# Dimensionality Reduction Basics

Dimensionality Reduction is the process of reducing the number of input features (dimensions) while retaining most of the information in the dataset.

## Why do we need it?
- High-dimensional data is harder to visualize and analyze.
- Removes noise and redundancy.
- Helps machine learning models run faster and generalize better.

## Common Techniques:
- **PCA (Principal Component Analysis)** → Projects data into lower dimensions.
- **t-SNE (t-distributed Stochastic Neighbor Embedding)** → Good for visualization.
- **Autoencoders** → Neural networks used for feature compression.

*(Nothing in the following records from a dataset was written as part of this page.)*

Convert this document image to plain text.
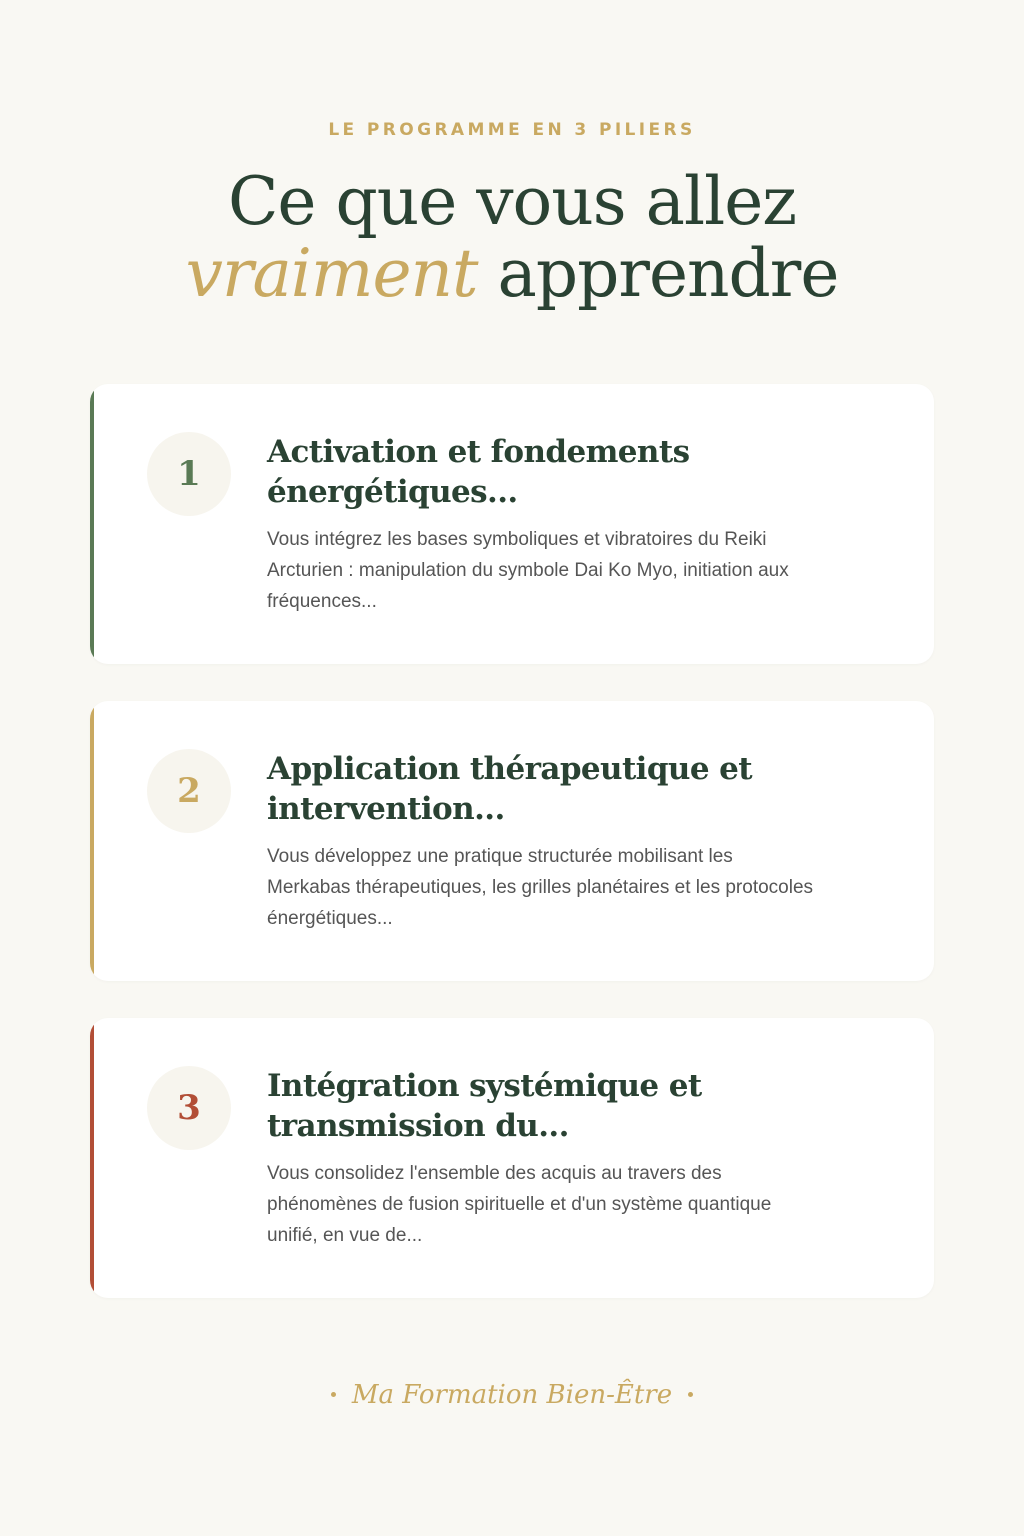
LE PROGRAMME EN 3 PILIERS
Ce que vous allez
vraiment apprendre
1
Activation et fondements
énergétiques...

Vous intégrez les bases symboliques et vibratoires du Reiki
Arcturien : manipulation du symbole Dai Ko Myo, initiation aux
fréquences...

2
Application thérapeutique et
intervention...

Vous développez une pratique structurée mobilisant les
Merkabas thérapeutiques, les grilles planétaires et les protocoles
énergétiques...

3
Intégration systémique et
transmission du...

Vous consolidez l'ensemble des acquis au travers des
phénomènes de fusion spirituelle et d'un système quantique
unifié, en vue de...

Ma Formation Bien-Être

In this notebook, we’ll demonstrate PCA.

## Import Libraries and Dataset

In [None]:
import pandas as pd
import matplotlib.pyplot as plt
from sklearn.datasets import load_iris
from sklearn.decomposition import PCA

# Load Iris dataset
iris = load_iris()
df = pd.DataFrame(iris.data, columns=iris.feature_names)
df.head()

## Applying PCA for 2D Visualization

In [None]:
# Apply PCA to reduce to 2 dimensions
pca = PCA(n_components=2)
reduced = pca.fit_transform(df)

df_pca = pd.DataFrame(reduced, columns=['PC1', 'PC2'])
df_pca['target'] = iris.target
df_pca.head()

## Visualizing Reduced Data

In [None]:
plt.figure(figsize=(8,6))
plt.scatter(df_pca['PC1'], df_pca['PC2'], c=df_pca['target'], cmap='viridis', alpha=0.7)
plt.xlabel('Principal Component 1')
plt.ylabel('Principal Component 2')
plt.title('PCA - Dimensionality Reduction on Iris Dataset')
plt.colorbar(label='Target Classes')
plt.show()

## Key Notes:
- PCA helps reduce **4D Iris data → 2D** for visualization.
- Most of the variance (information) is preserved in fewer dimensions.
- This makes clustering and classification tasks easier.
- PCA is unsupervised and does not use labels.

In practice, dimensionality reduction is often applied **before clustering or visualization**.